How Synapses Strengthen and Weaken
Synapses are not fixed connections. Their strength changes depending on how often and how intensely they are used, a property called synaptic plasticity. In the early 1970s, researchers discovered that a few seconds of rapid, repeated stimulation at certain brain synapses could boost signal strength for days or even weeks. This phenomenon, called long-term potentiation, is one of the leading explanations for how the brain stores memories.
Long-term potentiation has several features that make it well suited for learning. It is state-dependent: the receiving cell has to be active at nearly the same moment the sending cell fires, within about 100 milliseconds. This ensures that only signals arriving together get strengthened, a neural version of “neurons that fire together, wire together.” It is also input-specific, meaning only the particular synapse that was active gets stronger, not every connection on the same cell. And it is associative: a weak input that wouldn’t normally trigger strengthening can be boosted if it fires at the same time as a strong neighboring input, allowing the brain to link related pieces of information.
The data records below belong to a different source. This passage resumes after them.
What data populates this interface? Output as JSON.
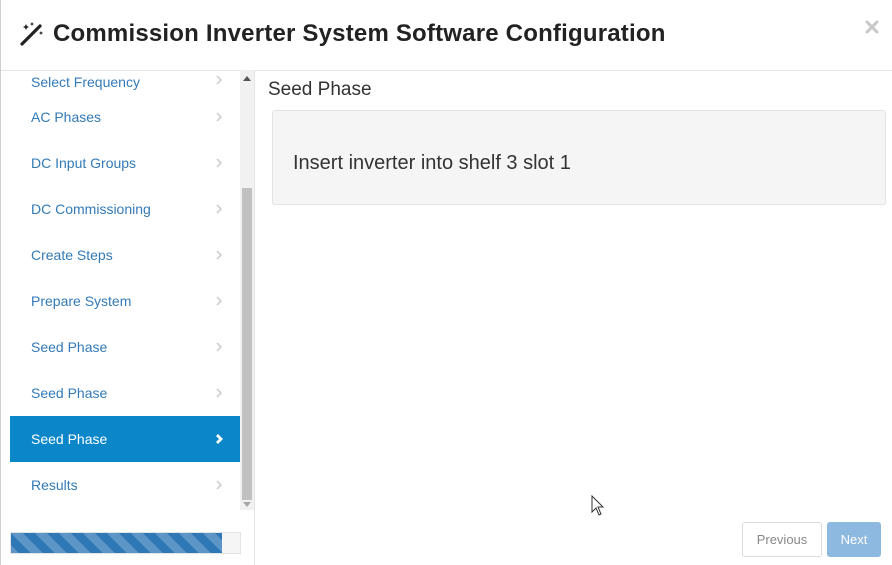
{
  "dialog": {
    "title": "Commission Inverter System Software Configuration",
    "title_icon": "magic-wand-icon",
    "close_icon": "close-icon"
  },
  "sidebar": {
    "items": [
      {
        "label": "Select Frequency",
        "active": false
      },
      {
        "label": "AC Phases",
        "active": false
      },
      {
        "label": "DC Input Groups",
        "active": false
      },
      {
        "label": "DC Commissioning",
        "active": false
      },
      {
        "label": "Create Steps",
        "active": false
      },
      {
        "label": "Prepare System",
        "active": false
      },
      {
        "label": "Seed Phase",
        "active": false
      },
      {
        "label": "Seed Phase",
        "active": false
      },
      {
        "label": "Seed Phase",
        "active": true
      },
      {
        "label": "Results",
        "active": false
      }
    ],
    "progress_fraction": 0.92
  },
  "main": {
    "section_title": "Seed Phase",
    "instruction": "Insert inverter into shelf 3 slot 1"
  },
  "footer": {
    "previous_label": "Previous",
    "next_label": "Next"
  },
  "colors": {
    "active_item": "#0a86c9",
    "link": "#337ab7",
    "next_button": "#8db8e0",
    "progress": "#2f78b6"
  }
}
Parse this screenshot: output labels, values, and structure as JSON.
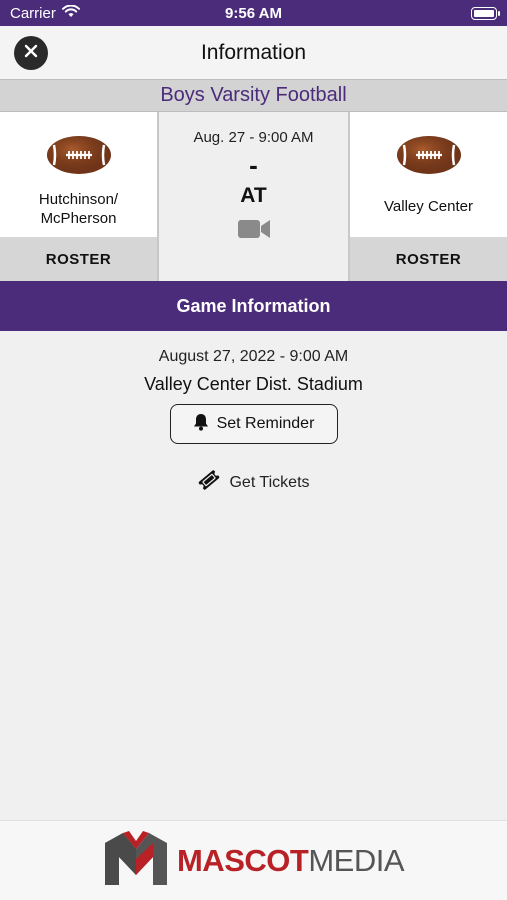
{
  "status_bar": {
    "carrier": "Carrier",
    "time": "9:56 AM"
  },
  "header": {
    "title": "Information"
  },
  "sport": {
    "name": "Boys Varsity Football"
  },
  "matchup": {
    "home_team": {
      "name": "Hutchinson/\nMcPherson",
      "roster_label": "ROSTER"
    },
    "away_team": {
      "name": "Valley Center",
      "roster_label": "ROSTER"
    },
    "game_datetime": "Aug. 27 - 9:00 AM",
    "score": "-",
    "at_label": "AT"
  },
  "game_information": {
    "section_title": "Game Information",
    "full_date": "August 27, 2022 - 9:00 AM",
    "venue": "Valley Center Dist. Stadium",
    "reminder_label": "Set Reminder",
    "tickets_label": "Get Tickets"
  },
  "footer": {
    "brand_mascot": "MASCOT",
    "brand_media": "MEDIA"
  },
  "colors": {
    "brand_purple": "#4b2c7a",
    "brand_red": "#b82227"
  },
  "icons": [
    "wifi-icon",
    "battery-icon",
    "close-icon",
    "football-icon",
    "video-camera-icon",
    "bell-icon",
    "ticket-icon",
    "mascot-media-logo"
  ]
}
The reverse process also occurs. Synapses that are rarely used gradually weaken, a mechanism called long-term depression. Together, strengthening and weakening allow the brain to continuously reshape its circuits based on experience.
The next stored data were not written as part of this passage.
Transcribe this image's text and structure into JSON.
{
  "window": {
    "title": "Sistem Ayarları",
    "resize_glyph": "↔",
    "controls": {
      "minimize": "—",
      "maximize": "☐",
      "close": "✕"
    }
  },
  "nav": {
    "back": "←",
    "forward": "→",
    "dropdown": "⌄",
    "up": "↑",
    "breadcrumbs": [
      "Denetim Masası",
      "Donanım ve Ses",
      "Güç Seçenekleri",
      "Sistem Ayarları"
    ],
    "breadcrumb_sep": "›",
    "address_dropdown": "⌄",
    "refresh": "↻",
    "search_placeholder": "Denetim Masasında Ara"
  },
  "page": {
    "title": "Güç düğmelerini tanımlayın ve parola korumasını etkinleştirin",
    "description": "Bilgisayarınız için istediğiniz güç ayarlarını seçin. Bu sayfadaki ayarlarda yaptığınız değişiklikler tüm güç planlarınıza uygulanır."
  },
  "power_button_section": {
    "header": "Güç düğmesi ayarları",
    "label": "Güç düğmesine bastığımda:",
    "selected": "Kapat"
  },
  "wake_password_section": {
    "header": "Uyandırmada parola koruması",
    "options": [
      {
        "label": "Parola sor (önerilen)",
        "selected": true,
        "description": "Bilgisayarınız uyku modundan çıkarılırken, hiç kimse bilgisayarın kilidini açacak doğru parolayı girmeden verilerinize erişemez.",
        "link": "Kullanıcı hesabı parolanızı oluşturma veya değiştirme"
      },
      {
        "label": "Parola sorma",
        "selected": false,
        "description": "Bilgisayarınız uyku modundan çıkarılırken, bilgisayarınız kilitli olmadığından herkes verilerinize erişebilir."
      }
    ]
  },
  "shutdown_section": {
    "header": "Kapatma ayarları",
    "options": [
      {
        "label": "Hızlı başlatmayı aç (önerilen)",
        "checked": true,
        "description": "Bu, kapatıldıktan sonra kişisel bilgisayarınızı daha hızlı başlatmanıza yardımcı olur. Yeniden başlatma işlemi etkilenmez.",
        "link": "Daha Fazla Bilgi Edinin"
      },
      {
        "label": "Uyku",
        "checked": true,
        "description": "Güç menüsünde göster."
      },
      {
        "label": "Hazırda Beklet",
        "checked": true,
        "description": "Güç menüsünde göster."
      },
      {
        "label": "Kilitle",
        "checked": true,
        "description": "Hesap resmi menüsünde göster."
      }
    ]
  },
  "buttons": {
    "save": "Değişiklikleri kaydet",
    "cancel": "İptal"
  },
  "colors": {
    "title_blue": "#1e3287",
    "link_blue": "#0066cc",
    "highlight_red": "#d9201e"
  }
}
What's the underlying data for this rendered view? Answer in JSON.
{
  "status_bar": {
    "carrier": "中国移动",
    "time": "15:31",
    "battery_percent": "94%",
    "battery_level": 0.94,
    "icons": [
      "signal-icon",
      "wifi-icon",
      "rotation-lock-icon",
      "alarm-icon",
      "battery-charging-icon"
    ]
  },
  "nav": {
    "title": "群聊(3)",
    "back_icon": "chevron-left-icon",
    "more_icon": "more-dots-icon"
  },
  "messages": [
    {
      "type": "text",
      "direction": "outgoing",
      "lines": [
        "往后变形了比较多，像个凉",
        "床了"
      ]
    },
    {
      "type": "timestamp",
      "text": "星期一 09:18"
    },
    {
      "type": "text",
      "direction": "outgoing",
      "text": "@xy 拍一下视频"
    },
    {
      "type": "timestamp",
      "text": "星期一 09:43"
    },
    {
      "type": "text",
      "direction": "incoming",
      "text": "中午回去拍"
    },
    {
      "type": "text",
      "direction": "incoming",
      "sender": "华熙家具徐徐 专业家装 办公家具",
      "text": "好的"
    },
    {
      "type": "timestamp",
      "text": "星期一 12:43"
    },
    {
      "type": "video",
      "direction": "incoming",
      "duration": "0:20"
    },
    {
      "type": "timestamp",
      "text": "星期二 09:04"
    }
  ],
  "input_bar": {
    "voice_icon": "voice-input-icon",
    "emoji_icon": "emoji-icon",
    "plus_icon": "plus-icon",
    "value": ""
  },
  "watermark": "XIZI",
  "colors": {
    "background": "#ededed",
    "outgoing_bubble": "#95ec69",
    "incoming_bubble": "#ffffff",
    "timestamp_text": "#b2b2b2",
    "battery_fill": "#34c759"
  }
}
Synaptic Pruning During Development
Babies are born with roughly 100 billion neurons, about 15% more than they will carry into adulthood. Synapse numbers climb rapidly after birth, peaking around age 1 to 2 at about 50% above adult levels. After that early explosion of connectivity, the brain begins trimming back. Synapses that are frequently used get reinforced and retained. Those that are rarely activated weaken and are eventually removed.
Psychiatrist Irwin Feinberg coined the term synaptic “pruning” in 1983, drawing an analogy to trimming a rosebush: cutting away weaker branches lets the remaining ones grow stronger and more stable. This pruning continues aggressively through childhood and adolescence, then stabilizes in adulthood with a possible slight decline in old age. Computational models suggest this pattern, rapid early elimination followed by a slower taper, optimizes the brain’s capacity to carry information. It is one reason why childhood experiences shape brain wiring so powerfully, and why adolescence is a period of significant cognitive and emotional change.
Why Synapses Matter for Health
Because synapses are where brain cells communicate, they sit at the center of many neurological and psychiatric conditions. In Alzheimer’s disease, synapse loss in memory-related brain regions is one of the earliest measurable changes, often appearing before significant cell death. In conditions like epilepsy, the balance between excitatory and inhibitory synapses shifts in ways that allow abnormal bursts of activity. Many psychiatric medications, including antidepressants and anti-anxiety drugs, work by altering how chemical messengers behave at the synapse, either slowing their removal from the cleft or changing how receptors respond to them.
Understanding synapses also helps explain everyday experiences. The fatigue you feel after intense concentration reflects, in part, the depletion of chemical messenger supplies at heavily used synapses. The improvement you see when practicing a skill reflects synaptic strengthening in the relevant circuits. At every level, from molecular machinery to whole-brain function, the synapse is where the action happens.